Animal behaviorists, doting owners and even Hollywood stars have all immortalized their beloved cats in memoir — or “meowmoir” as one critic has called the genre — but with his addition to the genre, Peter Trachtenberg, whose previous works include the acclaimed “The Book of Calamities,” brings a distinctive literary bent to the subject as he explores just what it means to love these stealth creatures.

His new book, “Another Insane Devotion,” is being hailed as one of the “best books written about what it means to love cats.” It traces a familiar lost-and-found storyline after Trachtenberg’s tabby goes missing while he’s away teaching, but he gets into deeper philosophical territory as he confronts the notion of losing his kitty at the same time his marriage to fellow writer Mary Gaitskill is falling apart.

We caught up with the 59-year-old writer, who has since reunited with Biscuit, and talked to him about the crazy kind of love we have for our feline pets.

You said that the book is really a meditation on love. Do you think it’s easier to love a pet than a human?

Yes. Our pets’ needs are simpler; they can’t talk, so we never know how shallow or selfish or mean-spirited they really are. Also, they forgive us in a way that most people don’t. Some pets run away, it’s true, but they don’t sue us for divorce and demand half the property. Still, I don’t think our love for our pets is ever as deep or rich or complex as our love for our partners, lovers or friends; maybe because animals are easier. When all you lift is an 8-pound barbell — Biscuit weighs less than 8 pounds — you don’t get the kind of pecs you get lifting one that weighs 125.

Do you think Biscuit loves you as strongly as you love her?

If I’m being honest, I have no idea how deeply Biscuit loves me, or if she loves me at all. What she feels for me may not correspond to what I’ve felt for other humans. It certainly looks like love to me. I can’t say she’d go 700 miles to look for me if I went missing, but a friend who knows animals theorized that that may be exactly why she wandered off. I’d gone away, she had no idea where, and no understanding that it was only temporary, so she went looking for me.

How do you think loving a cat and loving a dog differs?

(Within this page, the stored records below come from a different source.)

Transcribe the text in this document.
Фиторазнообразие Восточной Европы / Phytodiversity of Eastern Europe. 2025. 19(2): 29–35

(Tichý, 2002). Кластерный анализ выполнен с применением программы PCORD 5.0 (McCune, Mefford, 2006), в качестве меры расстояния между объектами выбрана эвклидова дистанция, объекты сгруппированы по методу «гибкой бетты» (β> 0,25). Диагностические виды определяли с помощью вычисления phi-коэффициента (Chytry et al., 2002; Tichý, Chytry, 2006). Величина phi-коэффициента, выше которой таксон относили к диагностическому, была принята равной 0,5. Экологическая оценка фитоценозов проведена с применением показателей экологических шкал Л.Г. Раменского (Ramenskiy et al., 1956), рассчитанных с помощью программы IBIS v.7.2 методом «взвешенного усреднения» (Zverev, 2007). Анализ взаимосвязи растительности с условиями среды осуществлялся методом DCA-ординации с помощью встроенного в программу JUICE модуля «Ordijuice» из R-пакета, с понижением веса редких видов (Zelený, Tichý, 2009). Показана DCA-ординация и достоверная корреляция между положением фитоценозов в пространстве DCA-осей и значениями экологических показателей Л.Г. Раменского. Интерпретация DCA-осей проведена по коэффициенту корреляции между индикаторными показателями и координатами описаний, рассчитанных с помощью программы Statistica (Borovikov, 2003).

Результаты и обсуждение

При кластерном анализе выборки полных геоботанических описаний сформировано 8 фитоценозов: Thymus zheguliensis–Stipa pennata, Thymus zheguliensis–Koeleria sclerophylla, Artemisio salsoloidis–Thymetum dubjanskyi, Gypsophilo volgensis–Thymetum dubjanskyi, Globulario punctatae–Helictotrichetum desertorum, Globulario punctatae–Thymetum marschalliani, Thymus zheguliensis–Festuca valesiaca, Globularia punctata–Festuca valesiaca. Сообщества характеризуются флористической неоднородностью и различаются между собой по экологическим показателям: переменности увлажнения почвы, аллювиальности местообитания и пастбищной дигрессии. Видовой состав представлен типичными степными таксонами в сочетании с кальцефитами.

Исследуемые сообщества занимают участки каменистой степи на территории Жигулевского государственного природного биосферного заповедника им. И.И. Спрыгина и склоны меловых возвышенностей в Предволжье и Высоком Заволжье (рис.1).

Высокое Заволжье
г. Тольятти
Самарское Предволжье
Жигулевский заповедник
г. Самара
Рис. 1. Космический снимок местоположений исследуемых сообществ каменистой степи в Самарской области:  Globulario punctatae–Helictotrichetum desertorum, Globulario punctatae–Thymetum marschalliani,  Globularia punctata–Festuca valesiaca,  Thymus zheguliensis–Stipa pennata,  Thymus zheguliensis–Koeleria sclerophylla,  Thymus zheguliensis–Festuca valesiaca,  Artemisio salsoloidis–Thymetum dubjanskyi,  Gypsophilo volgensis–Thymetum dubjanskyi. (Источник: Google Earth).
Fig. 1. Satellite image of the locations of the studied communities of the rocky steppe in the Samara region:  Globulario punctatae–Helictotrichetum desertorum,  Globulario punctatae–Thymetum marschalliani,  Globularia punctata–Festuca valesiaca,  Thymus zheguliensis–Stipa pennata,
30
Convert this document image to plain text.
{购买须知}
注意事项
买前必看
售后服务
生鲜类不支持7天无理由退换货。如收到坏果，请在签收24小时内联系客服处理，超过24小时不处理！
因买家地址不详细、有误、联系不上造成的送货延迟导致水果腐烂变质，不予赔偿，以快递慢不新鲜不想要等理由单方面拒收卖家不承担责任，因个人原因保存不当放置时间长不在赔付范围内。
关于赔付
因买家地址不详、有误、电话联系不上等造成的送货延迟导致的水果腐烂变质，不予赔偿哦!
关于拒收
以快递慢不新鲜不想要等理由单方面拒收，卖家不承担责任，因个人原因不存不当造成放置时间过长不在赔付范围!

Dogs race to greet you at the door; they jump up and plant their paws on your chest, they muzzle your crotch, they bring you things they want you to throw to them or to try to pull from their mouths… They look at you with eyes brimming with meaning, and the wonderful thing about that meaning is you don’t have to interpret it; it’s obvious.

Cats are more veiled. Cats signal you in their own terms. If you lock eyes with a cat for too long, it’s a sign of aggression. You learn to read those signs — you learn their vocabulary. But my book is also about incomprehension. With Biscuit, was I just projecting? With my wife was I projecting? How well do you really know someone else?

You talk about how pets help us learn to grieve. How is that?

For most children, or maybe I should say for lucky children, a pet represents the first real loss, the first time something they love dies. So they very literally teach us how to grieve. That wasn’t true for me — I didn’t get my first cat until I was in my 30s — but the loss I felt when my first cat died was very childlike. I cried more than I did when my parents died, without self-consciousness. Maybe everyone who loses a beloved pet becomes a child again for a while. That isn’t the case when one loses a parent. One becomes more of a grownup.